In huddled groups they sit; a pair of colleagues; a table of girlfriends; a trio of blokes. Students and the working class. Every one is in some kind of a conversation; the girlfriends chat fast and animatedly; the pair of colleagues trade war stories in between sips from their bottles of Heineken; the members of the co-ed mix of thirty-somethings at the next table take turns adding to whatever or whoever it is they are jibing about. Their body language is easy and open. One of them beckons to a woman approaching in the distance. Soon, she joins them and the circle is complete.

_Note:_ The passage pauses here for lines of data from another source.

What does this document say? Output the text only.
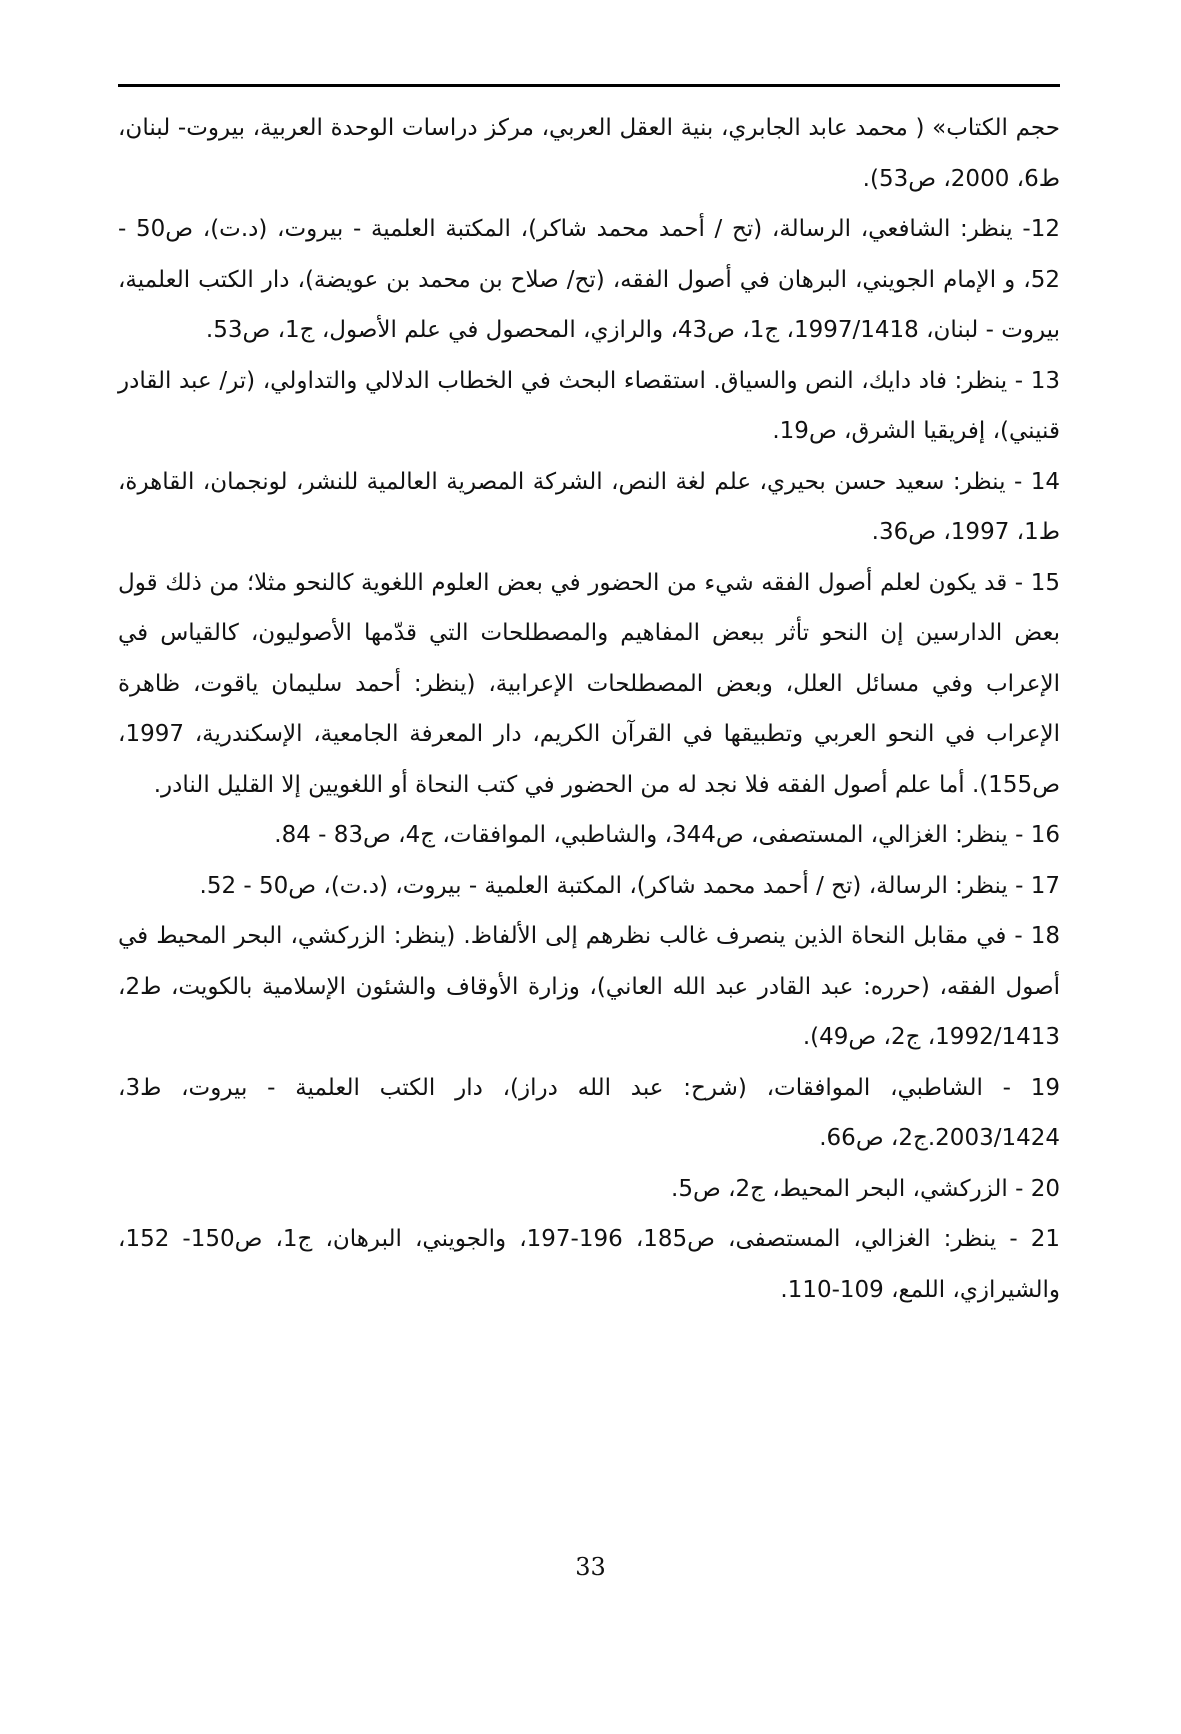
حجم الكتاب» ( محمد عابد الجابري، بنية العقل العربي، مركز دراسات الوحدة العربية، بيروت- لبنان، ط6، 2000، ص53).

12- ينظر: الشافعي، الرسالة، (تح / أحمد محمد شاكر)، المكتبة العلمية - بيروت، (د.ت)، ص50 - 52، و الإمام الجويني، البرهان في أصول الفقه، (تح/ صلاح بن محمد بن عويضة)، دار الكتب العلمية، بيروت - لبنان، 1997/1418، ج1، ص43، والرازي، المحصول في علم الأصول، ج1، ص53.

13 - ينظر: فاد دايك، النص والسياق. استقصاء البحث في الخطاب الدلالي والتداولي، (تر/ عبد القادر قنيني)، إفريقيا الشرق، ص19.

14 - ينظر: سعيد حسن بحيري، علم لغة النص، الشركة المصرية العالمية للنشر، لونجمان، القاهرة، ط1، 1997، ص36.

15 - قد يكون لعلم أصول الفقه شيء من الحضور في بعض العلوم اللغوية كالنحو مثلا؛ من ذلك قول بعض الدارسين إن النحو تأثر ببعض المفاهيم والمصطلحات التي قدّمها الأصوليون، كالقياس في الإعراب وفي مسائل العلل، وبعض المصطلحات الإعرابية، (ينظر: أحمد سليمان ياقوت، ظاهرة الإعراب في النحو العربي وتطبيقها في القرآن الكريم، دار المعرفة الجامعية، الإسكندرية، 1997، ص155). أما علم أصول الفقه فلا نجد له من الحضور في كتب النحاة أو اللغويين إلا القليل النادر.

16 - ينظر: الغزالي، المستصفى، ص344، والشاطبي، الموافقات، ج4، ص83 - 84.

17 - ينظر: الرسالة، (تح / أحمد محمد شاكر)، المكتبة العلمية - بيروت، (د.ت)، ص50 - 52.

18 - في مقابل النحاة الذين ينصرف غالب نظرهم إلى الألفاظ. (ينظر: الزركشي، البحر المحيط في أصول الفقه، (حرره: عبد القادر عبد الله العاني)، وزارة الأوقاف والشئون الإسلامية بالكويت، ط2، 1992/1413، ج2، ص49).

19 - الشاطبي، الموافقات، (شرح: عبد الله دراز)، دار الكتب العلمية - بيروت، ط3، 2003/1424.ج2، ص66.

20 - الزركشي، البحر المحيط، ج2، ص5.

21 - ينظر: الغزالي، المستصفى، ص185، 196-197، والجويني، البرهان، ج1، ص150- 152، والشيرازي، اللمع، 109-110.

33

Mine is the only table occupied by just one. It does seem I like it like this. Well, sometimes. I consider sitting at a cafe and watching others to be good practice for what i do for a living. It is surprising how much I can hear what others are saying even when I am plugged into my Walkman. Every one of them is an open book for me to read, every gesture a sentence, every glance a punctuation. In time, each and every one of them here will become characters in my cinematic world for me, marionettes that I can breathe life into, their glances I can orchestrate to the stirring riffs of a song, their fate I can manipulate with the slightest movement of the camera that is my all-seeing eye.

This moment—mine, and mine alone—marks the return to a routine long forsaken, and is a reminder that I still have in me so many stories I want to tell.